Des romanciers inspirés par la dévirilisation
En somme, ce que Zemmour reproche aux hommes de son époque, et aux « bobos » quadragénaires en particulier, c’est d’avoir renoncé à leur souveraineté d’antan pour s’épanouir au féminin. On peut, évidemment, ne pas partager le jugement de valeur abrupt qu’il porte sur son époque, mais comment contester que ce thème de la dévirilisation inspire depuis un certain temps le roman français ? Dans Femmes, paru en 1983, Sollers ironisait déjà sur ces nouveaux couples, où les hommes sont « féminisés, débilisés, racornis, enjupés, domestiqués, maternisés... etc. ». Un écrivain comme Houellebecq n’a-t-il pas fondé une part de son succès sur cet aplatissement de l’image de l’homme contemporain, ni père, ni séducteur, ni aventurier, mais dépressif et partouzeur ?
Enfin, s’il fallait un roman qui illustre cette débandade symbolique, La Guerre sexuelle, paru voici quelques semaines, en est un. « Je m’appelle Bobèche et suis un homme de mon époque (...) Auque, ma femme, me considère comme un faible : elle a raison. Chez nous, c’est elle qui commande et c’est moi qui obéis, au moins pour l’argent, les sorties, les vacances et l’éducation de notre fils Julot. » A la fin, le malheureux Bobèche, que sa femme a d’ailleurs quitté avec son fils, las de subir, met une raclée à deux types qui l’insultent dans un bar. Au lieu de se révolter contre sa propre veulerie, il la fait payer à d’autres...

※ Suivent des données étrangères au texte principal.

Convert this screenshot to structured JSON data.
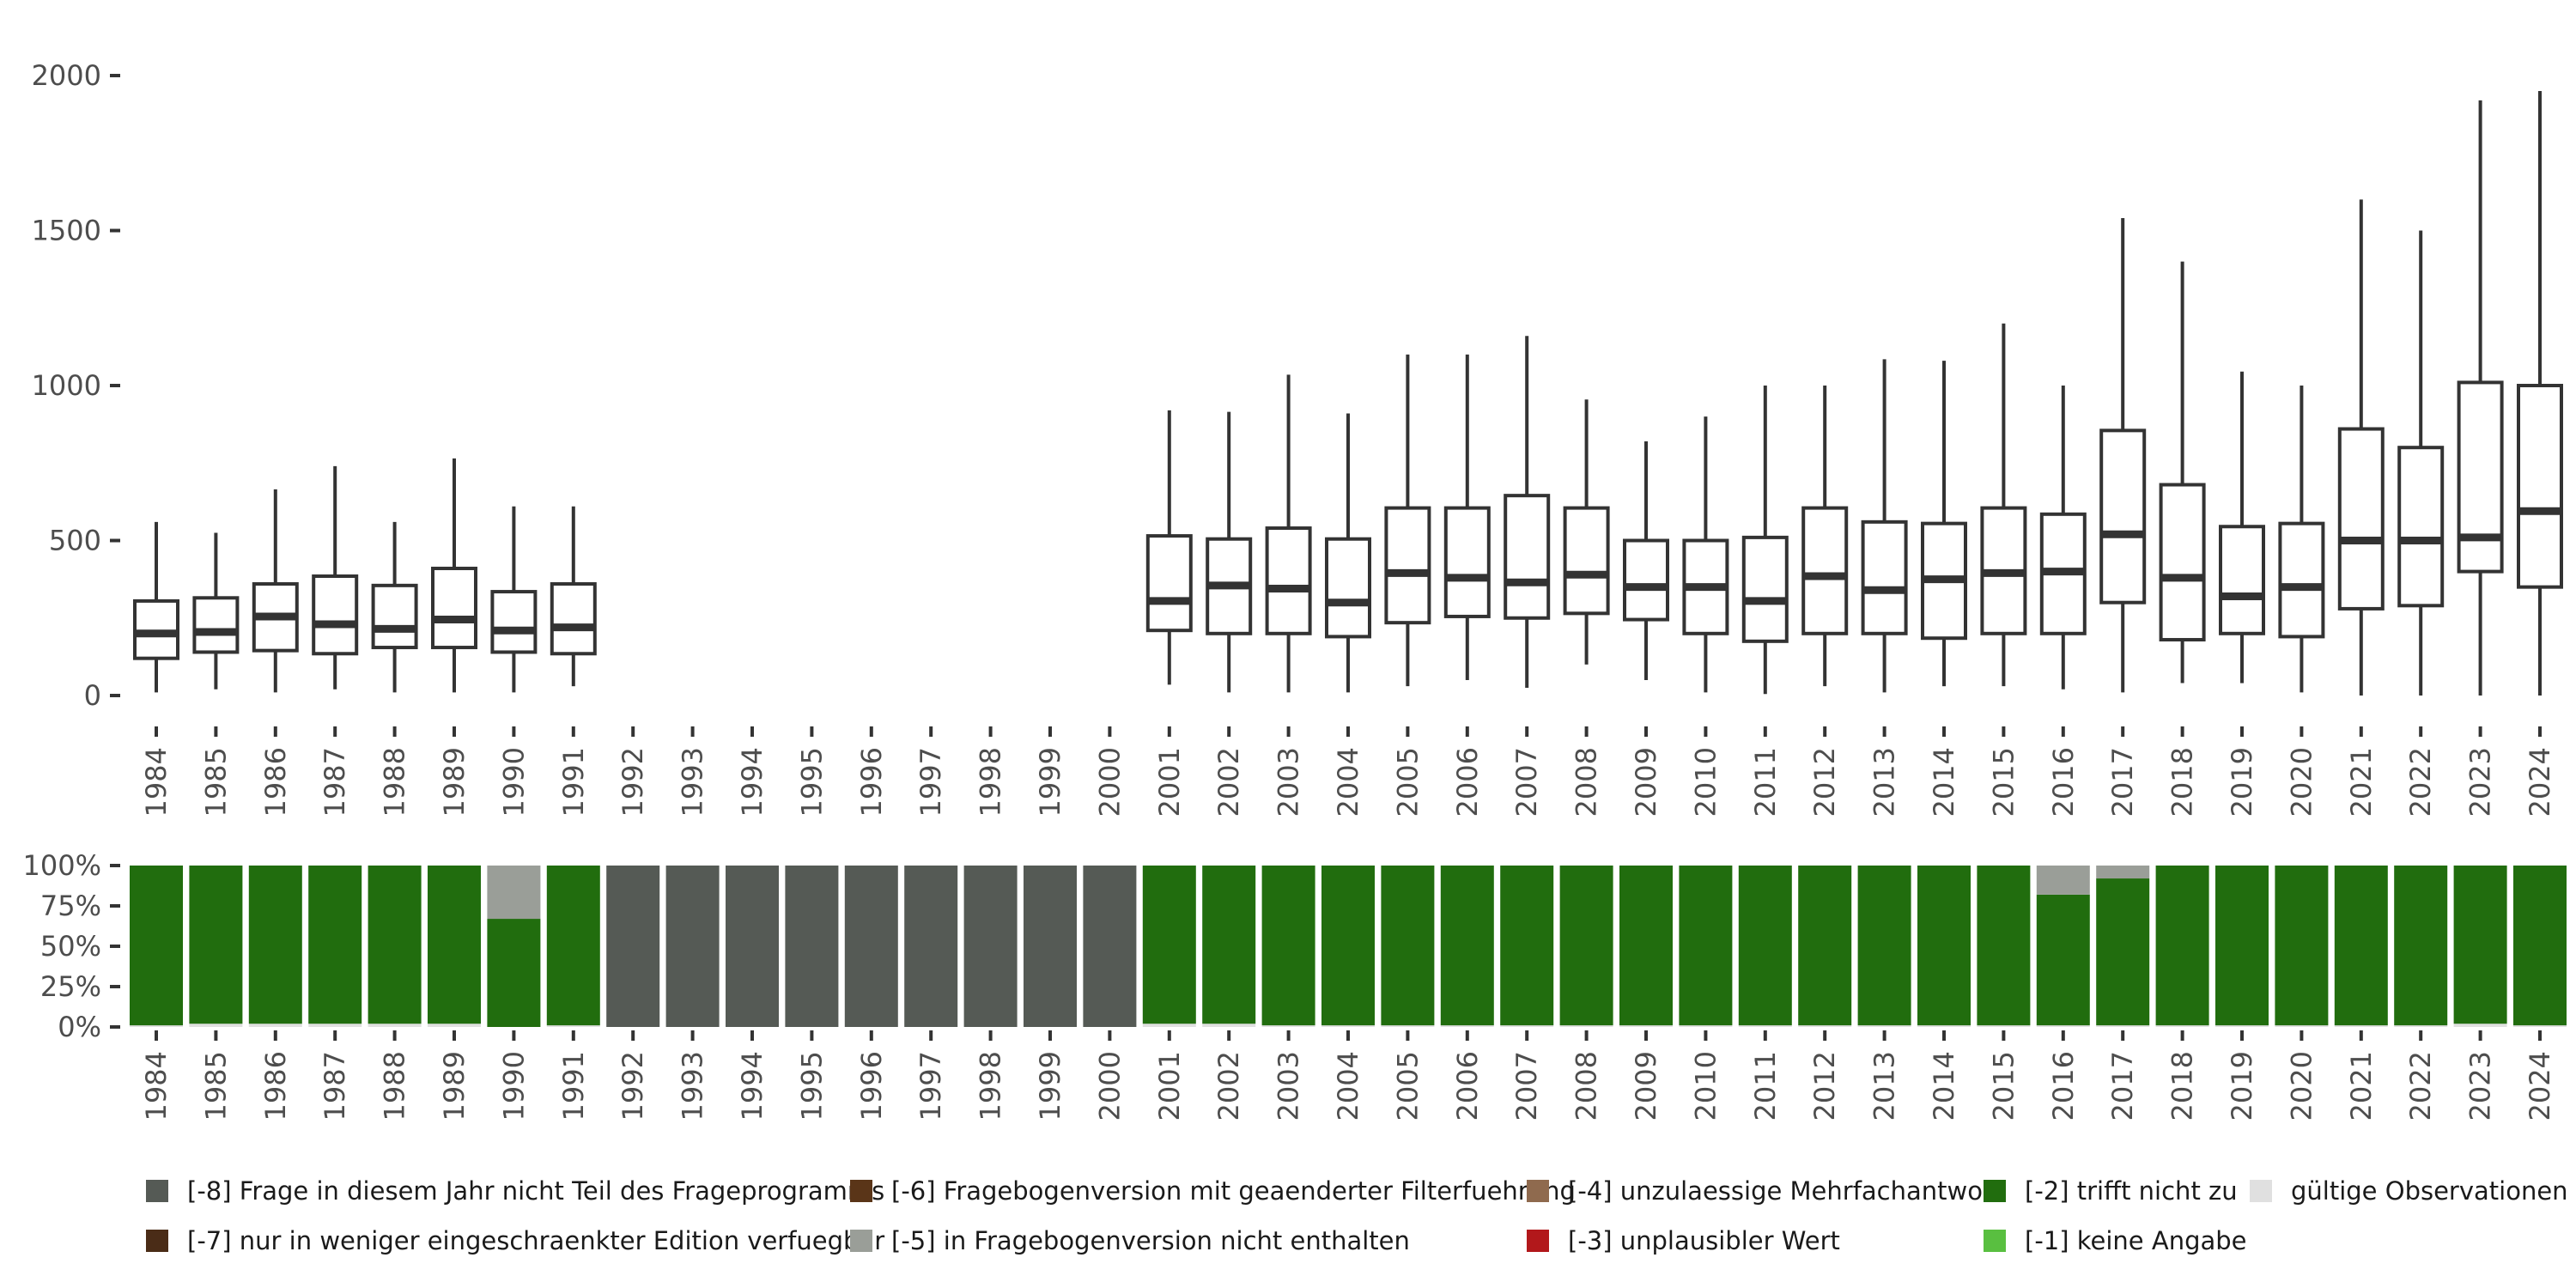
{
  "chart_data": [
    {
      "type": "boxplot",
      "title": "",
      "xlabel": "",
      "ylabel": "",
      "ylim": [
        0,
        2000
      ],
      "yticks": [
        "0",
        "500",
        "1000",
        "1500",
        "2000"
      ],
      "categories": [
        "1984",
        "1985",
        "1986",
        "1987",
        "1988",
        "1989",
        "1990",
        "1991",
        "1992",
        "1993",
        "1994",
        "1995",
        "1996",
        "1997",
        "1998",
        "1999",
        "2000",
        "2001",
        "2002",
        "2003",
        "2004",
        "2005",
        "2006",
        "2007",
        "2008",
        "2009",
        "2010",
        "2011",
        "2012",
        "2013",
        "2014",
        "2015",
        "2016",
        "2017",
        "2018",
        "2019",
        "2020",
        "2021",
        "2022",
        "2023",
        "2024"
      ],
      "boxes": [
        {
          "year": "1984",
          "min": 10,
          "q1": 120,
          "median": 200,
          "q3": 305,
          "max": 560
        },
        {
          "year": "1985",
          "min": 20,
          "q1": 140,
          "median": 205,
          "q3": 315,
          "max": 525
        },
        {
          "year": "1986",
          "min": 10,
          "q1": 145,
          "median": 255,
          "q3": 360,
          "max": 665
        },
        {
          "year": "1987",
          "min": 20,
          "q1": 135,
          "median": 230,
          "q3": 385,
          "max": 740
        },
        {
          "year": "1988",
          "min": 10,
          "q1": 155,
          "median": 215,
          "q3": 355,
          "max": 560
        },
        {
          "year": "1989",
          "min": 10,
          "q1": 155,
          "median": 245,
          "q3": 410,
          "max": 765
        },
        {
          "year": "1990",
          "min": 10,
          "q1": 140,
          "median": 210,
          "q3": 335,
          "max": 610
        },
        {
          "year": "1991",
          "min": 30,
          "q1": 135,
          "median": 220,
          "q3": 360,
          "max": 610
        },
        null,
        null,
        null,
        null,
        null,
        null,
        null,
        null,
        null,
        {
          "year": "2001",
          "min": 35,
          "q1": 210,
          "median": 305,
          "q3": 515,
          "max": 920
        },
        {
          "year": "2002",
          "min": 10,
          "q1": 200,
          "median": 355,
          "q3": 505,
          "max": 915
        },
        {
          "year": "2003",
          "min": 10,
          "q1": 200,
          "median": 345,
          "q3": 540,
          "max": 1035
        },
        {
          "year": "2004",
          "min": 10,
          "q1": 190,
          "median": 300,
          "q3": 505,
          "max": 910
        },
        {
          "year": "2005",
          "min": 30,
          "q1": 235,
          "median": 395,
          "q3": 605,
          "max": 1100
        },
        {
          "year": "2006",
          "min": 50,
          "q1": 255,
          "median": 380,
          "q3": 605,
          "max": 1100
        },
        {
          "year": "2007",
          "min": 25,
          "q1": 250,
          "median": 365,
          "q3": 645,
          "max": 1160
        },
        {
          "year": "2008",
          "min": 100,
          "q1": 265,
          "median": 390,
          "q3": 605,
          "max": 955
        },
        {
          "year": "2009",
          "min": 50,
          "q1": 245,
          "median": 350,
          "q3": 500,
          "max": 820
        },
        {
          "year": "2010",
          "min": 10,
          "q1": 200,
          "median": 350,
          "q3": 500,
          "max": 900
        },
        {
          "year": "2011",
          "min": 5,
          "q1": 175,
          "median": 305,
          "q3": 510,
          "max": 1000
        },
        {
          "year": "2012",
          "min": 30,
          "q1": 200,
          "median": 385,
          "q3": 605,
          "max": 1000
        },
        {
          "year": "2013",
          "min": 10,
          "q1": 200,
          "median": 340,
          "q3": 560,
          "max": 1085
        },
        {
          "year": "2014",
          "min": 30,
          "q1": 185,
          "median": 375,
          "q3": 555,
          "max": 1080
        },
        {
          "year": "2015",
          "min": 30,
          "q1": 200,
          "median": 395,
          "q3": 605,
          "max": 1200
        },
        {
          "year": "2016",
          "min": 20,
          "q1": 200,
          "median": 400,
          "q3": 585,
          "max": 1000
        },
        {
          "year": "2017",
          "min": 10,
          "q1": 300,
          "median": 520,
          "q3": 855,
          "max": 1540
        },
        {
          "year": "2018",
          "min": 40,
          "q1": 180,
          "median": 380,
          "q3": 680,
          "max": 1400
        },
        {
          "year": "2019",
          "min": 40,
          "q1": 200,
          "median": 320,
          "q3": 545,
          "max": 1045
        },
        {
          "year": "2020",
          "min": 10,
          "q1": 190,
          "median": 350,
          "q3": 555,
          "max": 1000
        },
        {
          "year": "2021",
          "min": 0,
          "q1": 280,
          "median": 500,
          "q3": 860,
          "max": 1600
        },
        {
          "year": "2022",
          "min": 0,
          "q1": 290,
          "median": 500,
          "q3": 800,
          "max": 1500
        },
        {
          "year": "2023",
          "min": 0,
          "q1": 400,
          "median": 510,
          "q3": 1010,
          "max": 1920
        },
        {
          "year": "2024",
          "min": 0,
          "q1": 350,
          "median": 595,
          "q3": 1000,
          "max": 1950
        }
      ]
    },
    {
      "type": "stacked_bar_percent",
      "title": "",
      "ylim": [
        0,
        100
      ],
      "yticks": [
        "0%",
        "25%",
        "50%",
        "75%",
        "100%"
      ],
      "categories": [
        "1984",
        "1985",
        "1986",
        "1987",
        "1988",
        "1989",
        "1990",
        "1991",
        "1992",
        "1993",
        "1994",
        "1995",
        "1996",
        "1997",
        "1998",
        "1999",
        "2000",
        "2001",
        "2002",
        "2003",
        "2004",
        "2005",
        "2006",
        "2007",
        "2008",
        "2009",
        "2010",
        "2011",
        "2012",
        "2013",
        "2014",
        "2015",
        "2016",
        "2017",
        "2018",
        "2019",
        "2020",
        "2021",
        "2022",
        "2023",
        "2024"
      ],
      "series": [
        {
          "name": "gültige Observationen",
          "color": "#e0e0e0",
          "values": [
            1,
            2,
            2,
            2,
            2,
            2,
            0,
            1,
            0,
            0,
            0,
            0,
            0,
            0,
            0,
            0,
            0,
            2,
            2,
            1,
            1,
            1,
            1,
            1,
            1,
            1,
            1,
            1,
            1,
            1,
            1,
            1,
            1,
            1,
            1,
            1,
            1,
            1,
            1,
            2,
            1
          ]
        },
        {
          "name": "[-1] keine Angabe",
          "color": "#59bf40",
          "values": [
            0,
            0,
            0,
            0,
            0,
            0,
            0,
            0,
            0,
            0,
            0,
            0,
            0,
            0,
            0,
            0,
            0,
            0,
            0,
            0,
            0,
            0,
            0,
            0,
            0,
            0,
            0,
            0,
            0,
            0,
            0,
            0,
            0,
            0,
            0,
            0,
            0,
            0,
            0,
            0,
            0
          ]
        },
        {
          "name": "[-2] trifft nicht zu",
          "color": "#216d0e",
          "values": [
            99,
            98,
            98,
            98,
            98,
            98,
            67,
            99,
            0,
            0,
            0,
            0,
            0,
            0,
            0,
            0,
            0,
            98,
            98,
            99,
            99,
            99,
            99,
            99,
            99,
            99,
            99,
            99,
            99,
            99,
            99,
            99,
            81,
            91,
            99,
            99,
            99,
            99,
            99,
            98,
            99
          ]
        },
        {
          "name": "[-5] in Fragebogenversion nicht enthalten",
          "color": "#9a9e98",
          "values": [
            0,
            0,
            0,
            0,
            0,
            0,
            33,
            0,
            0,
            0,
            0,
            0,
            0,
            0,
            0,
            0,
            0,
            0,
            0,
            0,
            0,
            0,
            0,
            0,
            0,
            0,
            0,
            0,
            0,
            0,
            0,
            0,
            18,
            8,
            0,
            0,
            0,
            0,
            0,
            0,
            0
          ]
        },
        {
          "name": "[-8] Frage in diesem Jahr nicht Teil des Frageprogramms",
          "color": "#555a55",
          "values": [
            0,
            0,
            0,
            0,
            0,
            0,
            0,
            0,
            100,
            100,
            100,
            100,
            100,
            100,
            100,
            100,
            100,
            0,
            0,
            0,
            0,
            0,
            0,
            0,
            0,
            0,
            0,
            0,
            0,
            0,
            0,
            0,
            0,
            0,
            0,
            0,
            0,
            0,
            0,
            0,
            0
          ]
        }
      ],
      "legend": [
        {
          "label": "[-8] Frage in diesem Jahr nicht Teil des Frageprogramms",
          "color": "#555a55"
        },
        {
          "label": "[-7] nur in weniger eingeschraenkter Edition verfuegbar",
          "color": "#4a2c17"
        },
        {
          "label": "[-6] Fragebogenversion mit geaenderter Filterfuehrung",
          "color": "#5a3518"
        },
        {
          "label": "[-5] in Fragebogenversion nicht enthalten",
          "color": "#9a9e98"
        },
        {
          "label": "[-4] unzulaessige Mehrfachantwort",
          "color": "#8f6a4e"
        },
        {
          "label": "[-3] unplausibler Wert",
          "color": "#b2181b"
        },
        {
          "label": "[-2] trifft nicht zu",
          "color": "#216d0e"
        },
        {
          "label": "[-1] keine Angabe",
          "color": "#59bf40"
        },
        {
          "label": "gültige Observationen",
          "color": "#e0e0e0"
        }
      ],
      "legend_position": "bottom"
    }
  ]
}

Au terme de son essai, Zemmour aborde la question de la violence des jeunes issus de l’immigration. Il y voit, en particulier, l’expression d’un désarroi face à une société à laquelle ils ne parviennent pas à s’identifier parce qu’ils proviennent d’un univers où l’homme, père et frère, est sacralisé. Et de citer Malek Chebel, psychanalyste et anthropologue, qui affirmait récemment (2) que le succès actuel de l’islam provenait, entre autres, du fait qu’il est « la religion masculine par excellence ». « Je suis toujours surpris par la force de conviction des chrétiens convertis à l’islam. Qu’est-ce qu’ils y trouvent ? se demandait celui-ci. Une virilité et une sécurité qu’il n’y a plus dans le christianisme. »
Eric Zemmour a mis le doigt sur une plaie qui nourrit notre malaise de civilisation : la fragilisation de l’identité masculine. Provocant, son livre devrait susciter le débat. A moins que l’autruche, fidèle à elle-même, ne préfère garder la tête dans le sable...
Paul-François Paoli
(1) Voir La Troisième Femme chez Gallimard.
(2) Dans Le Point, le 22 septembre 2005.
Rédigé par : Yves | 16 février 2006 à 13:21
Merci de cette précision, voilà la réponse à mon interrogation. J'avais rebondi sur le titre volontairement équivoque, je pense, de l'article, ce qui m'a amenée à en faire une interprétation erronée. Sans nier l'intérêt du débat en cours, il me semble que le titre comme je l'avais compris avait un son autrement novateur et provocateur... Dommage !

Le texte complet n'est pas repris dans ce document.